Tuesday, December 28


stonemason's tools by Martha Cooper

To be able to control fully every tool on every piece of stone is, I think, tantamount to impossible. Each stone is formed a little differently. One's softer, one's harder. You have to be able to understand and read each stone. So if you've got that sort of whiteness, when the matrix tightens, you know your stroke has to be a little firmer, to cut that. And as you go to the softer part, you have to lighten your stroke. There's always a nice flow to the work. You're always reading the color and the difference in the makeup of the stone that you're cutting: that's all going through your mind. It's sort of eye-hand coordination with the mind. It's a three-way triangulation here that you're talking about.
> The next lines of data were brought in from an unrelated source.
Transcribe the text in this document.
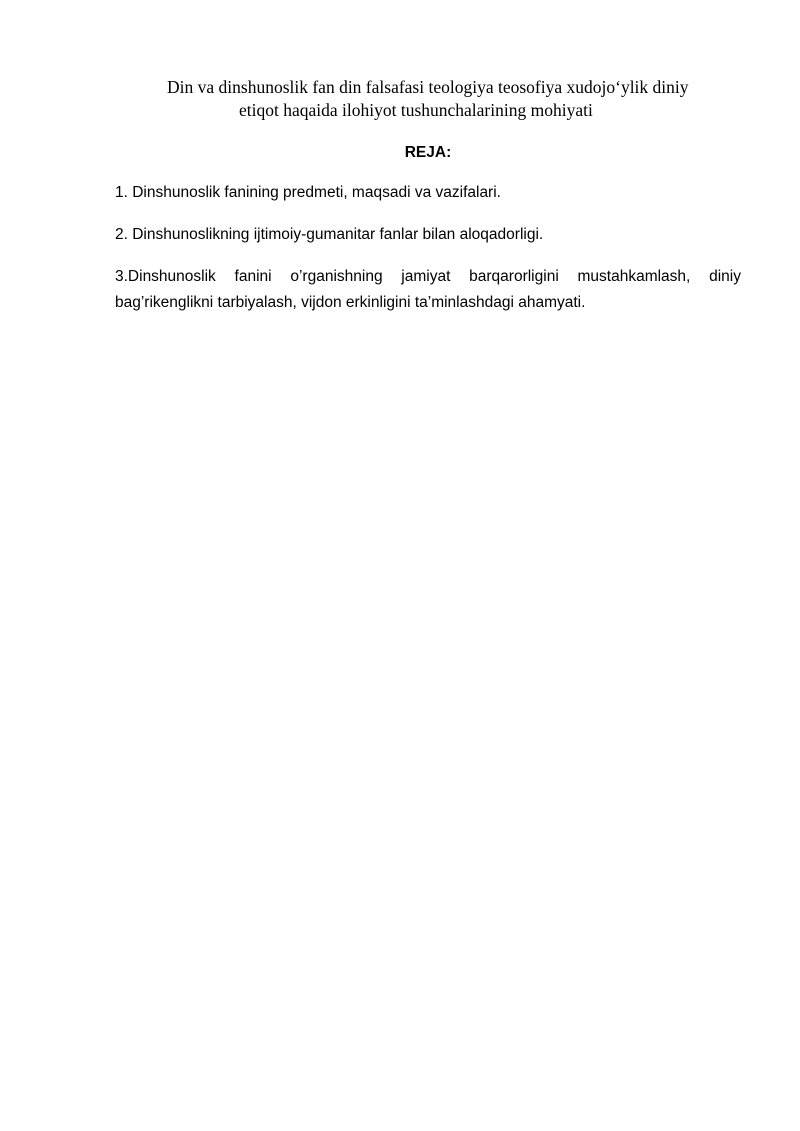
Din va dinshunoslik fan din falsafasi teologiya teosofiya xudojo‘ylik diniy
etiqot haqaida ilohiyot tushunchalarining mohiyati
REJA:
1. Dinshunoslik fanining predmeti, maqsadi va vazifalari.
2. Dinshunoslikning ijtimoiy-gumanitar fanlar bilan aloqadorligi.
3.Dinshunoslik fanini o’rganishning jamiyat barqarorligini mustahkamlash, diniy bag’rikenglikni tarbiyalash, vijdon erkinligini ta’minlashdagi ahamyati.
Reading stone is very important, and also listening to stone. The ring of that chisel, as it comes off.

-- Alan Bird

Iron hammer. Lead dummy. Wooden mallet. Hard and soft striking tools have been used on stone since Neolithic man cracked flints with a stone hammer. I, myself, use the same arc-shaped hammer as I have seen depicted in the mason's stained glass window at Chartres dating from the 13th century.

Our applewood mallets are carefully chosen with a truncated branch to withstand the endless beating on the steel tools. To strike on the wrong 'beat' of the mallet will destroy it, so a favorite will never be lent.

I once showed Sebastian, who worked here [Cathedral of St. John the Divine] a few seasons ago, how effective a stiff brush was for indicating with paint where shadows were needed. "Oh, but for fine lines you paint with a feather," he said.